The new menu has the power to bring life back 
to Cavalli Caffe, whose bright and fashionable 
decor hadn't been getting people to come in 
and dine. Image: Shekhar Yadav/Mail Today
The restaurant's owner and promoter of a number of luxe brands, Manav Gangwani, was quick to read the writing on the wall and at once drafted Vidur Parashar, formerly famous for Circa 1193, the restaurant that met with a premature end even though it served honest-to-goodness Pan Asian cuisine with an international twist. Parashar took up the challenge, though he knew he would have to work hard to convince Roberto Cavalli's chefs that tweaking their menu was important to get the crowds that the Caffe needed to post decent-enough financial results. In this monumental effort, Parashar was aided by Jatin Mallick of Tres, who, in his capacity as independent expert, convinced the Italians that the menu was badly in need of an overhaul.
The Caffe's new menu is not only miles ahead of its predecessor, but also gentle on the pocket, with most dishes priced between Rs 200 and Rs 500, the notable exceptions being the Sweet Lobster Linguine (Rs 1,000) and the Lasagna Tradizionale/Tagliatelle Amatriciana (Rs 700 each). It has more items in the 'Cavalli International Specials', including melt-in-the-mouth chicken shawarma that'll make you ask for a repeat and a soul-satisfying, soupy tom kha, which has been renamed Oriental Meal in a Bowl keeping in mind the restaurant's global credentials. It took the burrata, or mozzarella with cream inside, with nothing more flashy than cherry tomatoes and a hint of balsamico to give it company, that convinced me the menu had indeed been turned around. And the burrata, oozing cream like a god dropping manna from heaven, had been sourced from saddi Dilli's Flanders Dairy at Brijwasan.

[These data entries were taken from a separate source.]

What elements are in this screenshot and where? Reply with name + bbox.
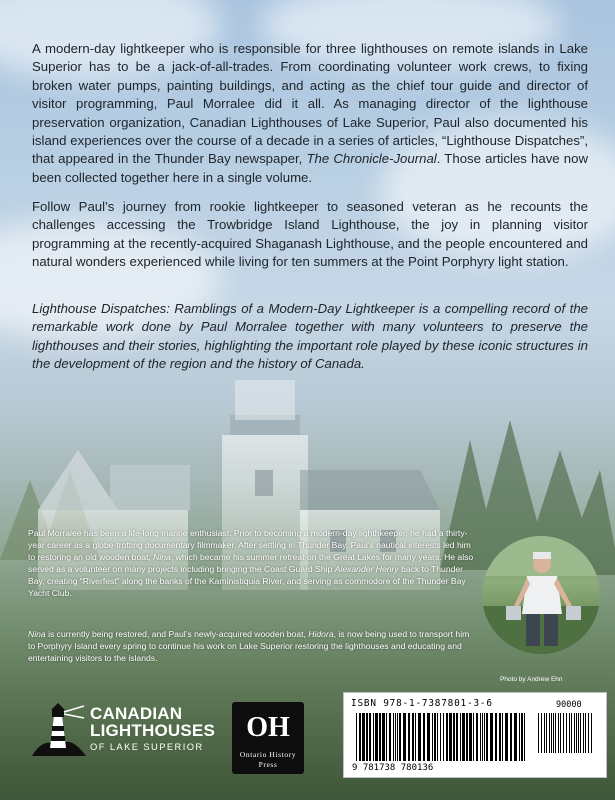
barcode-bar <box>476 713 478 761</box>
barcode-digits: 9 781738 780136 <box>352 763 434 773</box>
barcode-bar <box>389 713 391 761</box>
barcode-bar <box>490 713 493 761</box>
lighthouse-icon <box>30 700 88 760</box>
person-with-buckets-icon <box>482 536 600 654</box>
cl-logo-line1: CANADIAN <box>90 704 183 723</box>
barcode-bar <box>375 713 378 761</box>
author-bio-paragraph-2: Nina is currently being restored, and Paul’s newly-acquired wooden boat, Hidora, is now being used to transport him to Porphyry Island every spring to continue his work on Lake Superior restoring the lighthouses and educating and entertaining visitors to the islands. <box>28 629 470 664</box>
barcode-bar <box>560 713 561 753</box>
author-bio-paragraph-1: Paul Morralee has been a life-long marine enthusiast. Prior to becoming a modern-day lighthkeeper, he had a thirty-year career as a globe-trotting documentary filmmaker. After settling in Thunder Bay, Paul’s nautical interests led him to restoring an old wooden boat, Nina, which became his summer retreat on the Great Lakes for many years. He also served as a volunteer on many projects including bringing the Coast Guard Ship Alexander Henry back to Thunder Bay, creating “Riverfest” along the banks of the Kaministiquia River, and serving as commodore of the Thunder Bay Yacht Club. <box>28 528 474 599</box>
cl-logo-line3: OF LAKE SUPERIOR <box>90 741 204 752</box>
barcode-bar <box>399 713 401 761</box>
barcode-bar <box>553 713 554 753</box>
ohp-line2: Press <box>258 760 278 769</box>
barcode-bar <box>449 713 452 761</box>
barcode-bar <box>502 713 503 761</box>
barcode-bar <box>482 713 483 761</box>
barcode-bar <box>519 713 520 761</box>
barcode-bar <box>546 713 547 753</box>
barcode-bar <box>585 713 586 753</box>
barcode-bar <box>555 713 556 753</box>
barcode-bar <box>460 713 461 761</box>
barcode-bar <box>578 713 579 753</box>
barcode-bar <box>524 713 525 761</box>
barcode-bar <box>456 713 458 761</box>
barcode-bar <box>571 713 572 753</box>
barcode-bar <box>558 713 559 753</box>
barcode-bar <box>549 713 550 753</box>
roof <box>38 450 118 510</box>
barcode-bar <box>588 713 589 753</box>
barcode-bar <box>359 713 361 761</box>
barcode-bar <box>495 713 497 761</box>
barcode-bar <box>514 713 517 761</box>
isbn-barcode <box>343 692 607 778</box>
barcode-bar <box>566 713 567 753</box>
barcode-bar <box>356 713 357 761</box>
barcode-bar <box>412 713 414 761</box>
barcode-bar <box>379 713 381 761</box>
barcode-bar <box>469 713 472 761</box>
barcode-bar <box>362 713 365 761</box>
barcode-bar <box>382 713 385 761</box>
barcode-bar <box>418 713 421 761</box>
barcode-bar <box>373 713 374 761</box>
ohp-line1: Ontario History <box>239 750 297 759</box>
barcode-bar <box>551 713 552 753</box>
barcode-bar <box>462 713 465 761</box>
barcode-bar <box>386 713 387 761</box>
barcode-bar <box>583 713 584 753</box>
barcode-bar <box>466 713 468 761</box>
barcode-bar <box>397 713 398 761</box>
barcode-bar <box>538 713 539 753</box>
barcode-bar <box>434 713 436 761</box>
ohp-monogram: OH <box>246 712 290 743</box>
barcode-bar <box>510 713 512 761</box>
description-paragraph-3: Lighthouse Dispatches: Ramblings of a Modern-Day Lightkeeper is a compelling record of the remarkable work done by Paul Morralee together with many volunteers to preserve the lighthouses and their stories, highlighting the important role played by these iconic structures in the development of the region and the history of Canada. <box>32 301 588 372</box>
barcode-bar <box>580 713 581 753</box>
barcode-bar <box>443 713 444 761</box>
photo-credit: Photo by Andrew Ehn <box>500 676 563 683</box>
tower-window <box>255 470 273 496</box>
canadian-lighthouses-logo <box>30 700 220 762</box>
barcode-bar <box>440 713 441 761</box>
barcode-bar <box>423 713 425 761</box>
addon-digits: 90000 <box>556 700 582 710</box>
roof <box>300 470 440 510</box>
barcode-bar <box>369 713 371 761</box>
barcode-bar <box>591 713 592 753</box>
addon-barcode-bars <box>538 713 598 757</box>
description-paragraph-1: A modern-day lightkeeper who is responsible for three lighthouses on remote islands in Lake Superior has to be a jack-of-all-trades. From coordinating volunteer work crews, to fixing broken water pumps, painting buildings, and acting as the chief tour guide and director of visitor programming, Paul Morralee did it all. As managing director of the lighthouse preservation organization, Canadian Lighthouses of Lake Superior, Paul also documented his island experiences over the course of a decade in a series of articles, “Lighthouse Dispatches”, that appeared in the Thunder Bay newspaper, The Chronicle-Journal. Those articles have now been collected together here in a single volume. <box>32 41 588 185</box>
barcode-bar <box>486 713 488 761</box>
lantern-room <box>235 380 295 420</box>
barcode-bar <box>473 713 474 761</box>
barcode-bar <box>408 713 410 761</box>
barcode-bars <box>356 713 528 763</box>
ontario-history-press-logo <box>232 702 304 774</box>
barcode-bar <box>446 713 448 761</box>
barcode-bar <box>415 713 416 761</box>
barcode-bar <box>437 713 438 761</box>
description-paragraph-2: Follow Paul’s journey from rookie lightkeeper to seasoned veteran as he recounts the challenges accessing the Trowbridge Island Lighthouse, the joy in planning visitor programming at the recently-acquired Shaganash Lighthouse, and the people encountered and natural wonders experienced while living for ten summers at the Point Porphyry light station. <box>32 199 588 270</box>
barcode-bar <box>393 713 394 761</box>
barcode-bar <box>541 713 542 753</box>
barcode-bar <box>484 713 485 761</box>
barcode-bar <box>574 713 575 753</box>
barcode-bar <box>480 713 481 761</box>
roof <box>110 465 190 510</box>
barcode-bar <box>505 713 508 761</box>
barcode-bar <box>569 713 570 753</box>
barcode-bar <box>576 713 577 753</box>
barcode-bar <box>403 713 406 761</box>
barcode-bar <box>427 713 430 761</box>
barcode-bar <box>544 713 545 753</box>
barcode-bar <box>366 713 368 761</box>
barcode-bar <box>563 713 564 753</box>
barcode-bar <box>432 713 433 761</box>
barcode-bar <box>499 713 501 761</box>
cl-logo-line2: LIGHTHOUSES <box>90 721 215 740</box>
barcode-bar <box>521 713 523 761</box>
barcode-bar <box>453 713 455 761</box>
barcode-bar <box>395 713 396 761</box>
author-photo <box>482 536 600 654</box>
isbn-text: ISBN 978-1-7387801-3-6 <box>351 698 493 709</box>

I was eating in the company of Atul Sikand, whose Facebook recipe-sharing group, Sikandalous Cuisine, has become a phenomenon with 10,000 members (and counting). It's very difficult to make him happy, but Atul was as pleased as punch, especially after we spooned up the last drop of the Crema di Pomodoro, a hearty tomato soup served in a hollowed-out loaf of bread -- old-fashioned but wholesome. Next on the agenda was the Beetroot Vinaigrette with feta and arugula (rocket), a much-abused salad that could have stayed that way, but it was actually a delight for the senses. The portion of Cavalli Burger (our choice was chicken) came in as two delicious sliders, with the juicy chicken patty encased in a slightly crunchy breaded batter. And the thin-but-not-paper-crust Margherita Pizza that arrived thereafter blew us away with its sauce, which finely balanced sweet and tangy -- it is apparently not taken out readymade from a bottle, but made in the kitchen with Italian canned pelati (peeled) tomatoes that you'll find in plenty at INA Market.
A regular mortal would have stopped here, but as Atul and I were on a serious tasting mission, we ordered the burrata ravioli with burnt butter and sage -- the description on the menu said it was "divinity on plate" and we had to agree with it wholeheartedly, despite the patent immodesty of the declaration. The burnt butter just did it! The sweet lobster linguine was yet another temptress and it justified its price with the chunks of lobster in it. Our final dish was the Oriental Meal in a Bowl -- the creamy, soupy tom kha with chunky shrimps was just what we needed to prepare ourselves for the grand finale: airy hot chocolate foam sitting atop a rum granita.
The hot-and-cold sensation was just what we needed to be convinced that the new Cavalli Caffe menu not only has depth, but also quality. With it coming back to life (I hope it gets the numbers), the DLF Emporio atrium is now a complete dining experience.